Segmentation of speech: Child’s play?
Odette Scharenborg, Centre for Language and Speech Technology, Radboud University Nijmegen, The Netherlands
Mirjam Ernestus, Department of Linguistics, Radboud University Nijmegen, The Netherlands; Max Planck Institute for Psycholinguistics, Nijmegen, The Netherlands
Vincent Wan, Speech and Hearing Research Group, Department of Computer Science, University of Sheffield, UK
The difficulty of the task of segmenting a speech signal into its words is immediately clear when listening to a foreign language; it becomes suddenly much harder to segment the signal into its words, since the words of the language are unknown. Infants are faced with the same task when learning their first language. This study provides a better understanding of the task infants face while learning their first language. We employed an automatic algorithm on the task of speech segmentation without prior knowledge of the labels of the phonemes of the language. An analysis of the boundaries erroneously placed inside a phoneme showed that the algorithm consistently placed boundaries in ‘dynamic’ phonemes (in which an acoustic change occurs, e.g., plosives which consist of a closure and release part) dividing the phoneme into two (or more) segments. A question for further research is: do infants also have to overcome this difficulty in learning to group together dynamic phonemes?

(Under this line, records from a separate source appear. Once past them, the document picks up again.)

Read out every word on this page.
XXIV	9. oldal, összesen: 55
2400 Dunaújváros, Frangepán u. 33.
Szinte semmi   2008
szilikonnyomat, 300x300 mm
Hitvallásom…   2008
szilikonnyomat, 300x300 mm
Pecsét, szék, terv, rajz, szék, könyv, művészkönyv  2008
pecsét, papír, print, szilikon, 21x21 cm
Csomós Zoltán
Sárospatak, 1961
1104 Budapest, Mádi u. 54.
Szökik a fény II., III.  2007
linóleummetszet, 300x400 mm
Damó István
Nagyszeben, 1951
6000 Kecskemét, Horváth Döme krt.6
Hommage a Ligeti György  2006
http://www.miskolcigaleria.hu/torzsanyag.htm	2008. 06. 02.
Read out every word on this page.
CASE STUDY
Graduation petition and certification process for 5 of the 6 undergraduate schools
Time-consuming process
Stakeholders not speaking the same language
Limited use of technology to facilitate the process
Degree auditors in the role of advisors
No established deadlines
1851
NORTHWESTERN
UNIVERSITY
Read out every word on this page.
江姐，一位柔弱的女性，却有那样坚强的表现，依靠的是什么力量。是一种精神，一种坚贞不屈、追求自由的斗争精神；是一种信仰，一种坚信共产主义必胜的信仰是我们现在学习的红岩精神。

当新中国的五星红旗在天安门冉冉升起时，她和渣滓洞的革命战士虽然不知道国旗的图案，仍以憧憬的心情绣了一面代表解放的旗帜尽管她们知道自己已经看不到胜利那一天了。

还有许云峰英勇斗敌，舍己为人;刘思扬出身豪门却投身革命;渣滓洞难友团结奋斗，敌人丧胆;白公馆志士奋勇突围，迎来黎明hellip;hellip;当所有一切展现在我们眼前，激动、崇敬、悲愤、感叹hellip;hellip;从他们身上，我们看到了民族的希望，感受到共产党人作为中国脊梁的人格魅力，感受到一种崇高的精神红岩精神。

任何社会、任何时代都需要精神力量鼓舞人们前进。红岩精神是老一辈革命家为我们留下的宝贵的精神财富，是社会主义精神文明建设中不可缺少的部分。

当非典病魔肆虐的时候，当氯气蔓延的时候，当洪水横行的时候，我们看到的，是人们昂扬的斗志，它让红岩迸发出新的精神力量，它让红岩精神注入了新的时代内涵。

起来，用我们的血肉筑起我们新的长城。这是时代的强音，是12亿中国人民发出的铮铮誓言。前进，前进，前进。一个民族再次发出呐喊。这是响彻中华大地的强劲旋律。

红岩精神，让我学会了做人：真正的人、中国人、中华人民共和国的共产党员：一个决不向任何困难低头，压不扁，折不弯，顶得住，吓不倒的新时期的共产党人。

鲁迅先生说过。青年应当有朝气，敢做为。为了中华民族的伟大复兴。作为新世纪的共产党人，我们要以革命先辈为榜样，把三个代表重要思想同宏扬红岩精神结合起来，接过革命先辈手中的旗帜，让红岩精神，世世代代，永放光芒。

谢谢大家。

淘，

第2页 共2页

Dimensionality Reduction Methods Applied to both Magnitude and Phase Derived Features
Andrew Errity, School of Computing, Dublin City University, Dublin 9, Ireland
John McKenna, School of Computing, Dublin City University, Dublin 9, Ireland
Barry Kirkpatrick, School of Computing, Dublin City University, Dublin 9, Ireland
A number of previous studies have shown that speech sounds may have an intrinsic low dimensional structure. Such studies have focused on magnitude-based features ignoring phase information, as is the convention in many speech processing applications. In this paper dimensionality reduction methods are applied to MFCC and modified group delay function (MODGDF) features derived from the magnitude and phase spectrum, respectively. The low dimensional structure of these representations is examined and a method to combine these features is detailed. Results show that both magnitude and phase derived features have a low dimensional structure. MFCCs are found to offer higher accuracy than MODGDFs in phone classification tasks. Results indicate that combining MFCCs and MODGDFs gives improvements for phone classification. PCA is shown to be capable of efficiently combining MFCCs and MODGDFs for improved classification accuracy without large increases in feature dimensionality.